# Duck Boat Lights



## NCK (Jan 5, 2010)

Need some "headlights" for the duck boat. Any recommendations?

Much thanks.


----------



## Gaducker (Jan 5, 2010)

I got them cheap 50 watters from walmart and put 100 watt bulbs in em.  Got 4 of em on the bow.  rectangular shaped with the little plastic grid protector on the lens. Had to cut the grids off cause they were melting.


----------



## quacksmacker03 (Jan 5, 2010)

I just mounted 2 100 watt round off road lights plus 2 rectangular 55 watt lights. It will outshine a q beam anyday to me.


----------



## GSURugger (Jan 5, 2010)

two 55watt hella lights, and a 12$ walmart floodlight in the middle.


----------



## rockwalker (Jan 5, 2010)

That duck boat up there that Gaducker has will flat light up the world. Those guys hunted with us in last Sunday and when they came our way buddy they flat lit up the world! That is one nice rig!!!!!


----------



## S_GA_Boy2008 (Jan 5, 2010)

may have the same as GADucker...got 2 baja's from walmart on mine. Haven't tried them out yet on the water but they seemed pretty nice when I tested them. May be taking the plastic overing off mine...


----------



## Gaducker (Jan 5, 2010)

S_GA_Boy2008 said:


> may have the same as GADucker...got 2 baja's from walmart on mine. Haven't tried them out yet on the water but they seemed pretty nice when I tested them. May be taking the plastic overing off mine...

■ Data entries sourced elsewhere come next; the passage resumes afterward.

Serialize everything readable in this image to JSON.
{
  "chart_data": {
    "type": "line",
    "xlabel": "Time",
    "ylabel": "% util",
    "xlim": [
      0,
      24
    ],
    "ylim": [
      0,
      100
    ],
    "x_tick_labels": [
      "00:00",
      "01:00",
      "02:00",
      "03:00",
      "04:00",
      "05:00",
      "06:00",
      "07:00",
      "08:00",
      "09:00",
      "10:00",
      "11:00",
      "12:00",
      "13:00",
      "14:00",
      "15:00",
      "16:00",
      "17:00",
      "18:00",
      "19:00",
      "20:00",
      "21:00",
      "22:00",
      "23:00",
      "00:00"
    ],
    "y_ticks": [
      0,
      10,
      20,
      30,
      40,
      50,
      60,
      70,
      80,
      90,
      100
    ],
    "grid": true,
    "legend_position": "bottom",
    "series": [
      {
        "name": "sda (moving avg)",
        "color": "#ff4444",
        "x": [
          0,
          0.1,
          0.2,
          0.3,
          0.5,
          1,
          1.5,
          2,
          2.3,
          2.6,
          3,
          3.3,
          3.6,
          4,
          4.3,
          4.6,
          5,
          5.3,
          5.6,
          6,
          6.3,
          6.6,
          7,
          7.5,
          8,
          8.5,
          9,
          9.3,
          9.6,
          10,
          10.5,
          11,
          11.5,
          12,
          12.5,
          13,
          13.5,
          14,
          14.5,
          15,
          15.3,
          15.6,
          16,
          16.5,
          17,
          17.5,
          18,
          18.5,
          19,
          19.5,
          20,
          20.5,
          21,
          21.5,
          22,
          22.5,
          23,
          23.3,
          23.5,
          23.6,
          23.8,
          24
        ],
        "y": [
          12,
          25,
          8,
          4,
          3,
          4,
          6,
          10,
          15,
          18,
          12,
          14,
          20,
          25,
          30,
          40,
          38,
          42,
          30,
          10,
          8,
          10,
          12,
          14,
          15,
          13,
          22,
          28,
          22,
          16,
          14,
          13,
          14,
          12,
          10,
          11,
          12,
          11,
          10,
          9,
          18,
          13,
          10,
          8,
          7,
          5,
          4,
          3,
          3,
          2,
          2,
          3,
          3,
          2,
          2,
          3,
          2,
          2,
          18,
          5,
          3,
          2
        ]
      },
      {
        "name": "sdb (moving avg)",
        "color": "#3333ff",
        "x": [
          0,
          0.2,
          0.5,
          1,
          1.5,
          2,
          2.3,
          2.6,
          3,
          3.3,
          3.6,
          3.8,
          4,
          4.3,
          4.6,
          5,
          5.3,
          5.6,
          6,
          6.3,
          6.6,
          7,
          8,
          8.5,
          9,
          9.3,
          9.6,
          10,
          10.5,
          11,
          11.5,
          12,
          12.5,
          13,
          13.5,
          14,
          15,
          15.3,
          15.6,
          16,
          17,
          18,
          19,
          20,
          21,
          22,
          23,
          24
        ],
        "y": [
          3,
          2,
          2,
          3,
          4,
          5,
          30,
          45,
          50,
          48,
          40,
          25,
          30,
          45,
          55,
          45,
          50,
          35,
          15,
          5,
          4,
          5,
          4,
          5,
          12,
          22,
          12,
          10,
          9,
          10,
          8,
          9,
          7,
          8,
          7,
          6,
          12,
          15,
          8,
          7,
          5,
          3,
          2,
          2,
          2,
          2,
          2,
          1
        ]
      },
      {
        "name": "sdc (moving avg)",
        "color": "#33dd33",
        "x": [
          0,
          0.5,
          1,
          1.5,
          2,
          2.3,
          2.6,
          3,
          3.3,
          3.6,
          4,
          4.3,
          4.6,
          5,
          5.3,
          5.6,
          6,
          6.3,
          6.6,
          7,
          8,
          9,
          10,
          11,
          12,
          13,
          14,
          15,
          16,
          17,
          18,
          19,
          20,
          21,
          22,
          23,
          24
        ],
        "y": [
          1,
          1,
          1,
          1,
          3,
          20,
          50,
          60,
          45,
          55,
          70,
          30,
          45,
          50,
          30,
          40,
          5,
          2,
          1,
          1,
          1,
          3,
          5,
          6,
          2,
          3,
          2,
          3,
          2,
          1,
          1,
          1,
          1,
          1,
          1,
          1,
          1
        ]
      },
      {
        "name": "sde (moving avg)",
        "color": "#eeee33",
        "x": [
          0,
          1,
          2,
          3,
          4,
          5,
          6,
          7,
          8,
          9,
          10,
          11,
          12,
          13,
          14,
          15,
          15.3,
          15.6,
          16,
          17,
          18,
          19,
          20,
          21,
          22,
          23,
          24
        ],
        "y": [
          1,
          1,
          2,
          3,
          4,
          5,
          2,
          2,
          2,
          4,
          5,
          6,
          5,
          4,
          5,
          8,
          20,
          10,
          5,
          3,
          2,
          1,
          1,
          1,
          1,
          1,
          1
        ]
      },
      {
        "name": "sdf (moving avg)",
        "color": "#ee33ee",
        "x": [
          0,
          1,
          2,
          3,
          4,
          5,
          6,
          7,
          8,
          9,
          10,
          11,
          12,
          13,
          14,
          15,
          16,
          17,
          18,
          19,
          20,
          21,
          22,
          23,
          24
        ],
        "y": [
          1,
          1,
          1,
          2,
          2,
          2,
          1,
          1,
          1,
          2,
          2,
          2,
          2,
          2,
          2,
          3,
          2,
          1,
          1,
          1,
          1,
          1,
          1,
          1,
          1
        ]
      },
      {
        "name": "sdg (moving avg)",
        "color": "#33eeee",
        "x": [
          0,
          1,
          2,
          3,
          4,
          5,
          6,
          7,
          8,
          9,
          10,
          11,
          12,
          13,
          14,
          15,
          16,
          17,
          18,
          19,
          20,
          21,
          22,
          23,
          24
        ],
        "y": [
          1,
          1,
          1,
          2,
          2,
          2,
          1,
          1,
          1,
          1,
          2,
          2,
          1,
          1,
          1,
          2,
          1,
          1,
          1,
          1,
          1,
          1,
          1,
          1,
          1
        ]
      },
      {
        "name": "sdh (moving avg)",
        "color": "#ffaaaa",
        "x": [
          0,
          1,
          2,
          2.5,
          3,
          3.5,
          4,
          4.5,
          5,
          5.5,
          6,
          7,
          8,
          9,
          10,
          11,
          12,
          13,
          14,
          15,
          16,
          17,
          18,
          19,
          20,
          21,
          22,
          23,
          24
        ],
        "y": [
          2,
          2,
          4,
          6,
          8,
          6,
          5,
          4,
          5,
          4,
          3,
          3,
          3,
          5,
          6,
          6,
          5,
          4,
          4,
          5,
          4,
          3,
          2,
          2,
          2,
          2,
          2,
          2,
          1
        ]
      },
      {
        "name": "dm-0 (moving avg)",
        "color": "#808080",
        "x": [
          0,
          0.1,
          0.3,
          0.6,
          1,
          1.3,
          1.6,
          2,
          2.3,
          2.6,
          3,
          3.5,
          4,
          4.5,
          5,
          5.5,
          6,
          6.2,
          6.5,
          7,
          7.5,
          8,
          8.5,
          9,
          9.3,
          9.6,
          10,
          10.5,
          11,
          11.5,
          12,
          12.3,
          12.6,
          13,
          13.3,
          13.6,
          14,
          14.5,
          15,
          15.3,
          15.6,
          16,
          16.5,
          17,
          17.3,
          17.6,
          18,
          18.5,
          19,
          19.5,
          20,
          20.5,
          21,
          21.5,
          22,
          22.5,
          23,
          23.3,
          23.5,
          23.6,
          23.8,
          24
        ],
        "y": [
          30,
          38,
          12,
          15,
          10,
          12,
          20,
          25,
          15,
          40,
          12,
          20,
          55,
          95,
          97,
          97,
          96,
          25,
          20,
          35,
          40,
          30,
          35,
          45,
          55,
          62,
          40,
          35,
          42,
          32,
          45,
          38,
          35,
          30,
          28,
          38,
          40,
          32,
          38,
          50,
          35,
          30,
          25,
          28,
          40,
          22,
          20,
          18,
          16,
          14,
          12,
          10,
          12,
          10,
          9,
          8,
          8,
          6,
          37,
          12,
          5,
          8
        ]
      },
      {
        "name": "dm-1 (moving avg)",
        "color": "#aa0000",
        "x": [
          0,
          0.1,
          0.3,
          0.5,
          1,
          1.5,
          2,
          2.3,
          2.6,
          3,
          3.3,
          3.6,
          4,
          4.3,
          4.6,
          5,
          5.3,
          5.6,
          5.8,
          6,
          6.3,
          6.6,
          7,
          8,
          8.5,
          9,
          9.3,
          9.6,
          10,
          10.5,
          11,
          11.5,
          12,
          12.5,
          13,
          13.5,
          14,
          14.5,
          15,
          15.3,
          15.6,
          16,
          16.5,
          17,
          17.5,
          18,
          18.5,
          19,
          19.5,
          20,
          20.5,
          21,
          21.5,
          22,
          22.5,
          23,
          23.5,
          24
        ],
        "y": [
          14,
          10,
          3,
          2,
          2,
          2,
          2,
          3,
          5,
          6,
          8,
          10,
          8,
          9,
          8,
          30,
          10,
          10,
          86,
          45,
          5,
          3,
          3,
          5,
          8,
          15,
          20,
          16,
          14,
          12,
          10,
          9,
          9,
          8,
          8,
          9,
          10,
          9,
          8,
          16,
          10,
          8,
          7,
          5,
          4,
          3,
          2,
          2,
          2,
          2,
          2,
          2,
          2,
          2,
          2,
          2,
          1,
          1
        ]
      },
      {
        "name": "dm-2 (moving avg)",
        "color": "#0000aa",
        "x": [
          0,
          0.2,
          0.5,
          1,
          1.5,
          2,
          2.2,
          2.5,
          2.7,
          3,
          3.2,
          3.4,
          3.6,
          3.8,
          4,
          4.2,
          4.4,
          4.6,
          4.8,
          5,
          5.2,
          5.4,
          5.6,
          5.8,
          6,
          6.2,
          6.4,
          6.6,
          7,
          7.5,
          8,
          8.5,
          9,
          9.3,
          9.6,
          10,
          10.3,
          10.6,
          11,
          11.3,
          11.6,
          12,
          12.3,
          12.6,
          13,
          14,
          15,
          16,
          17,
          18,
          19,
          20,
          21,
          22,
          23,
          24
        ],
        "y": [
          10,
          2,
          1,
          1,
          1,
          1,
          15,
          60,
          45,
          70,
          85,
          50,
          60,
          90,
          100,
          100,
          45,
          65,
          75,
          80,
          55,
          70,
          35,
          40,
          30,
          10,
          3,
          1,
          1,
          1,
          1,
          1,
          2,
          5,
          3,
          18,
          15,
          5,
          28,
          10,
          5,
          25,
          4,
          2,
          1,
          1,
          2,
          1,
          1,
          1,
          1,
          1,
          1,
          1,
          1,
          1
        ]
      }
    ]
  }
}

Yes thats what they are, couldnt think of the name, Get you some 100 watt bulbs from the parts store for a few bucks and they are as bright as a kc daylighter. and the bulbs have lasted 3yrs so far.


----------



## quacksmacker03 (Jan 10, 2010)

Here is a pic of what mine looks like.


----------



## S_GA_Boy2008 (Jan 10, 2010)

Dude I bet that def. gets the job done   The light covers look great.


----------



## drake2215 (Jan 10, 2010)

quacksmacker03 said:


> Here is a pic of what mine looks like.



Those girls for sure did the trick, yall had any luck lately?


----------



## quacksmacker03 (Jan 14, 2010)

drake2215 said:


> Those girls for sure did the trick, yall had any luck lately?



Not since you left. Went that Sunday and didnt see one bird.


----------